Brian Goldman: Doctors make mistakes. Can we talk about that?
The Need for Change in Medical Culture
Introduction to Cultural Change in Medicine
- The speaker emphasizes the necessity for a cultural shift within the medical field, starting with individual responsibility.
- The speaker expresses confidence gained from experience, suggesting that they can challenge existing norms.
Baseball as a Metaphor for Performance Metrics
- The speaker introduces baseball statistics, particularly batting averages, to illustrate performance metrics.
- A batting average of .300 is considered good in baseball; .400 is legendary, drawing parallels to medical success rates.
Implications of Performance Metrics in Medicine
- The speaker questions the implications of having surgeons or physicians with low success rates (e.g., 200 on angioplasties).
- There is an expectation for perfection in medicine, yet no clear standard exists for what constitutes a "good" physician's performance.
Personal Experience and Learning from Mistakes
Medical Training and Knowledge Acquisition
- The speaker reflects on their rigorous study habits during medical school, believing knowledge would prevent mistakes.
- They graduated with honors but later realized that memorization alone does not guarantee competence.
Encountering Real Patients: A Case Study
- The speaker recounts treating Mrs. Drucker, who presented with congestive heart failure during their residency.
- Initial treatment was successful; however, the decision to discharge her without consulting an attending physician led to significant regret.

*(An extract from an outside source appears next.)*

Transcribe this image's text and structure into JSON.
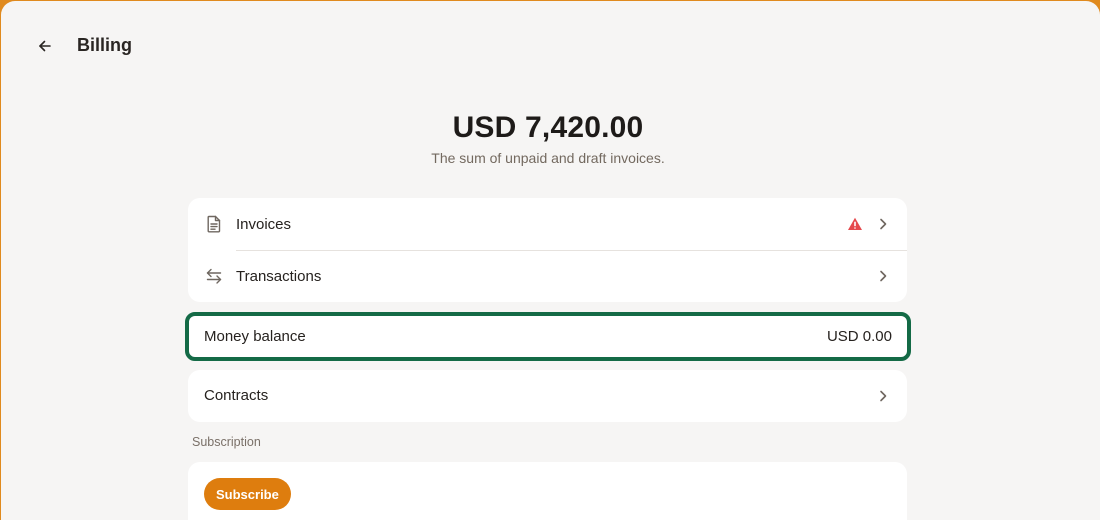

Reflection on Decision-Making and Confidence
- After sending Mrs. Drucker home without proper consultation or addressing internal doubts, the speaker acknowledges multiple mistakes made during this process.
The Weight of Medical Decisions
Encountering a Critical Situation
- The narrator reflects on an unusual decision to walk through the emergency department after work, leading to a significant encounter with another nurse.
- The nurse's three words, "Do you remember?" trigger anxiety in emergency physicians, as it often indicates a patient they previously sent home has returned.
- The patient, Mrs. Drucker, returns in critical condition after collapsing at home; she is near death with severe shock and requires immediate medical intervention.
Emotional Turmoil and Professional Shame
- After stabilizing Mrs. Drucker, her prognosis worsens over several days, ultimately leading to her family's decision to let her go.
- The narrator experiences profound guilt and shame for the first time in their medical career, feeling isolated from colleagues who cannot discuss such failures openly.
- They differentiate between healthy shame (which teaches lessons) and unhealthy shame (which leads to self-loathing), emphasizing the latter's impact on mental health.
Struggles with Perfectionism
- As feelings of inadequacy surface, the narrator resolves to strive for perfection in their practice as a way to cope with internal turmoil.
- Despite efforts to avoid mistakes, similar situations arise again two years later when they misdiagnose a young man’s sore throat as less serious than it was.
Repeated Mistakes and Ongoing Reflection
- The narrator learns that the young man had epiglottitis—a potentially life-threatening condition—after he returns for treatment following initial misdiagnosis.
- This incident triggers another wave of shame and self-recrimination but also highlights ongoing challenges faced by medical professionals regarding error acknowledgment.
Continuing Challenges in Medical Practice
- Despite not sending patients home incorrectly during subsequent shifts, the narrator still grapples with feelings of failure after missing appendicitis diagnoses multiple times.
Understanding Medical Mistakes and the Need for Cultural Change
The Silence Around Mistakes
- The speaker reflects on the discomfort surrounding discussions of personal mistakes in a medical setting, noting that colleagues often avoid such conversations.
- There is an acknowledgment of a systemic denial of mistakes within medicine, creating a divide between those who make errors and those who do not.
The Reality of Medical Errors
- The speaker emphasizes that errors are common in healthcare, with significant statistics indicating high rates of preventable medical errors leading to thousands of deaths annually.
- Acknowledges the challenges posed by rapid advancements in medical knowledge and pervasive sleep deprivation among healthcare professionals.
Human Factors in Medicine
- Discusses cognitive biases affecting clinical judgment, illustrating how personal feelings can alter patient assessments and lead to mistakes.
- Highlights the importance of sharing experiences about mistakes as a means to foster learning and improvement among healthcare providers.
Redefining Medical Culture
- Advocates for a cultural shift where physicians openly discuss their mistakes to help others avoid similar pitfalls, emphasizing the need for supportive environments.
- Proposes that acknowledging human fallibility should lead to systems designed to catch errors before they result in harm, promoting a culture of transparency.